I don't quite get what this means or how to prove this...
I'm really confused... Can anyone give me a hand?
Thank you so much!
If you're familiar with cohomology or homology at all, the idea of $\operatorname{Ext}$ is very similar (in fact, cohomology and $\operatorname{Ext}$ are two cases of the same derived functor construction). In algebraic topology, one associates to a topological space $X$ a series of abelian groups $\{H^n(X,\Bbb Z)\}_{n\in\Bbb N_0}$, which are related to each other in specific ways, and are functorial (e.g., given a continuous map $X\to Y$, one gets a map $H^n(Y,\Bbb Z)\to H^n(X,\Bbb Z)$). One can think of the elements of the $H^n(X,\Bbb Z)$'s as algebraic invariants of the space $X$; that is, if you have a homeomorphism of spaces $X\to Y$, the induced map on $H^n$ is an isomorphism.

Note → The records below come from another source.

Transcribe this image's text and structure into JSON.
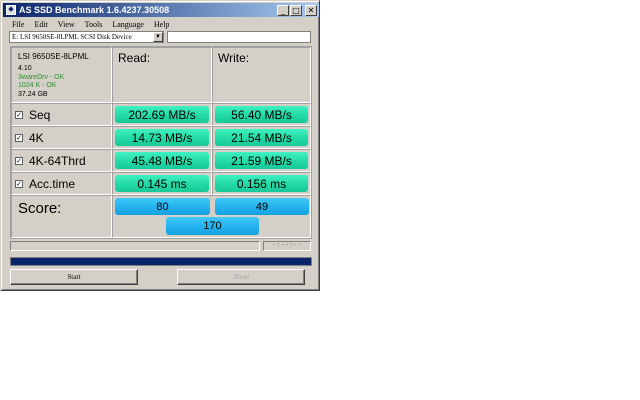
{
  "window": {
    "title": "AS SSD Benchmark 1.6.4237.30508",
    "controls": {
      "minimize": "_",
      "maximize": "□",
      "close": "✕"
    }
  },
  "menu": [
    "File",
    "Edit",
    "View",
    "Tools",
    "Language",
    "Help"
  ],
  "drive_select": {
    "value": "E: LSI 9650SE-8LPML SCSI Disk Device"
  },
  "aux_input": {
    "value": ""
  },
  "device_info": {
    "name": "LSI 9650SE-8LPML",
    "firmware": "4.10",
    "driver_status": "3wareDrv - OK",
    "alignment_status": "1024 K - OK",
    "capacity": "37.24 GB"
  },
  "headers": {
    "read": "Read:",
    "write": "Write:"
  },
  "tests": [
    {
      "label": "Seq",
      "checked": true,
      "read": "202.69 MB/s",
      "write": "56.40 MB/s"
    },
    {
      "label": "4K",
      "checked": true,
      "read": "14.73 MB/s",
      "write": "21.54 MB/s"
    },
    {
      "label": "4K-64Thrd",
      "checked": true,
      "read": "45.48 MB/s",
      "write": "21.59 MB/s"
    },
    {
      "label": "Acc.time",
      "checked": true,
      "read": "0.145 ms",
      "write": "0.156 ms"
    }
  ],
  "score": {
    "label": "Score:",
    "read": "80",
    "write": "49",
    "total": "170"
  },
  "status": {
    "text": "",
    "time": "-:--:--"
  },
  "progress": {
    "fraction": 1.0,
    "color": "#0a246a"
  },
  "buttons": {
    "start": "Start",
    "abort": "Abort"
  },
  "colors": {
    "value_box": "#20d8a4",
    "score_box": "#20b0ec",
    "title_bar": "#0a246a"
  }
}
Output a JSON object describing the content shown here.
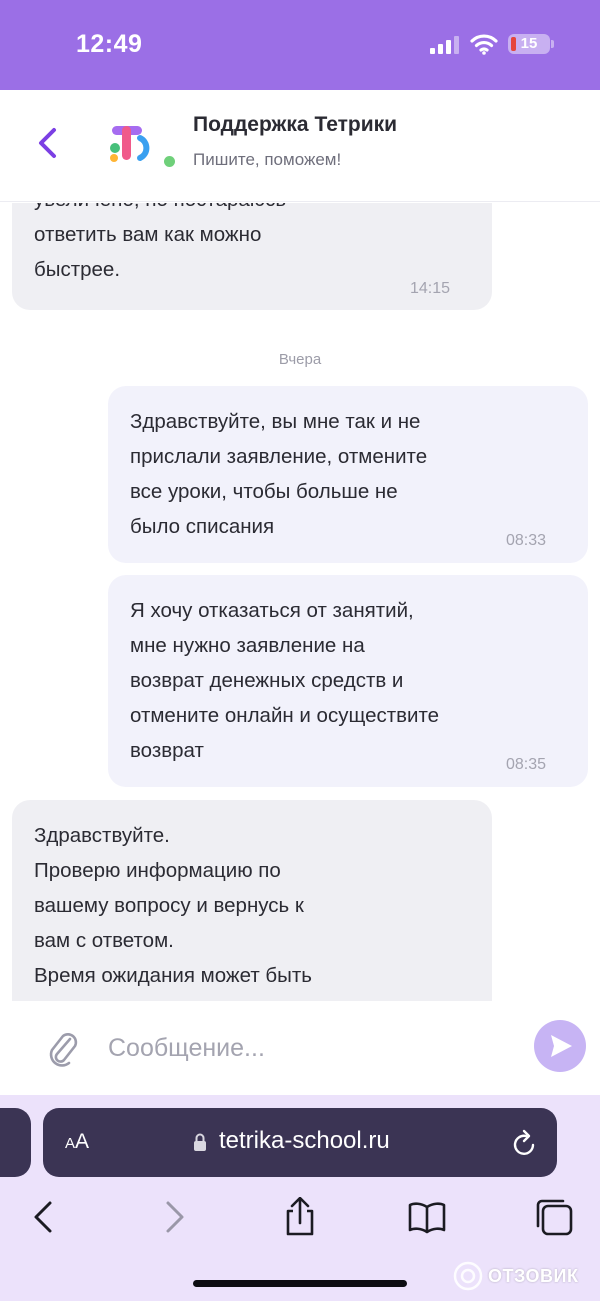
{
  "status_bar": {
    "time": "12:49",
    "battery_level": "15"
  },
  "header": {
    "title": "Поддержка Тетрики",
    "subtitle": "Пишите, поможем!"
  },
  "messages": [
    {
      "direction": "incoming",
      "text": "увеличено, но постараюсь\nответить вам как можно\nбыстрее.",
      "time": "14:15"
    },
    {
      "direction": "outgoing",
      "text": "Здравствуйте, вы мне так и не\nприслали заявление, отмените\nвсе уроки, чтобы больше не\nбыло списания",
      "time": "08:33"
    },
    {
      "direction": "outgoing",
      "text": "Я хочу отказаться от занятий,\nмне нужно заявление на\nвозврат денежных средств и\nотмените онлайн и осуществите\nвозврат",
      "time": "08:35"
    },
    {
      "direction": "incoming",
      "text": "Здравствуйте.\nПроверю информацию по\nвашему вопросу и вернусь к\nвам с ответом.\nВремя ожидания может быть",
      "time": ""
    }
  ],
  "day_separator": "Вчера",
  "composer": {
    "placeholder": "Сообщение..."
  },
  "browser": {
    "aa_label_small": "A",
    "aa_label_large": "A",
    "url": "tetrika-school.ru"
  },
  "watermark": {
    "text": "ОТЗОВИК"
  },
  "colors": {
    "status_bar": "#9b6fe6",
    "accent": "#7b3fe4",
    "online": "#6fd07a",
    "send_button": "#c7b4f4",
    "browser_bar": "#3b3454"
  },
  "icons": {
    "back": "chevron-left-icon",
    "attach": "paperclip-icon",
    "send": "send-icon",
    "lock": "lock-icon",
    "reload": "reload-icon",
    "toolbar": [
      "back-icon",
      "forward-icon",
      "share-icon",
      "bookmarks-icon",
      "tabs-icon"
    ]
  }
}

The same thing happens with $\operatorname{Ext}$. It is also functorial, so an isomorphism of $R$-modules will induce an isomorphism of $\operatorname{Ext}$ groups. You might think of elements of $\operatorname{Ext}^1_R(C,A)$ as invariants of $A$ (or $C$). The statement you're asking about is a consequence of the existence of a bijection $$ \operatorname{Ext}^1_R(C,A)\leftrightarrow\{\textrm{Extensions of }C\textrm{ by }A\} / \sim, $$ where an extension of $C$ by $A$ is precisely a short exact sequence $0\to A\to B\to C\to 0$. We want to take these modulo an equivalence relation where two extensions $0\to A\xrightarrow{f} B\xrightarrow{g} C\to 0$ and $0\to A\xrightarrow{f'} B'\xrightarrow{g'} C\to 0$ are equivalent if there exists a map $b : B\to B'$ such that $b\circ f = f'$ and $g'\circ b = g$.
So, given any exact sequence $0\to A\to B\to C\to 0$, one obtains an element $\sigma\in\operatorname{Ext}^1_R(C,A)$ by looking at the element of $\operatorname{Ext}^1_R(C,A)$ corresponding to the equivalence class of the exact sequence $0\to A\to B\to C\to 0$.
To get your element of $\operatorname{Ext}^1_R(C,A)$, take a projective resolution $X^\bullet\to C$ of $C$ (i.e., an exact sequence $\dots\to X^2\to X^1\to X^0\to C\to 0$, where each $X^i$ is projective). Then homological algebra tells you have maps $X^1\to A$ and $X^0\to B$ such that the following diagram commutes: $$\require{AMScd} \begin{CD} X^2 @>>> X^1 @>>> X^0 @>>> C @>>> 0\\ @VVV @VVV @VVV @VVV \\ 0 @>>> A @>>> B @>>> C @>>> 0. \end{CD}$$ You can check that the map $X^1\to A$ is a cocycle, and that its corresponding class in $\operatorname{Ext}^1_R(C,A)$ is independent of any choices made, which gives you your desired invariant. You can find more details here, or in your favorite book on homological algebra.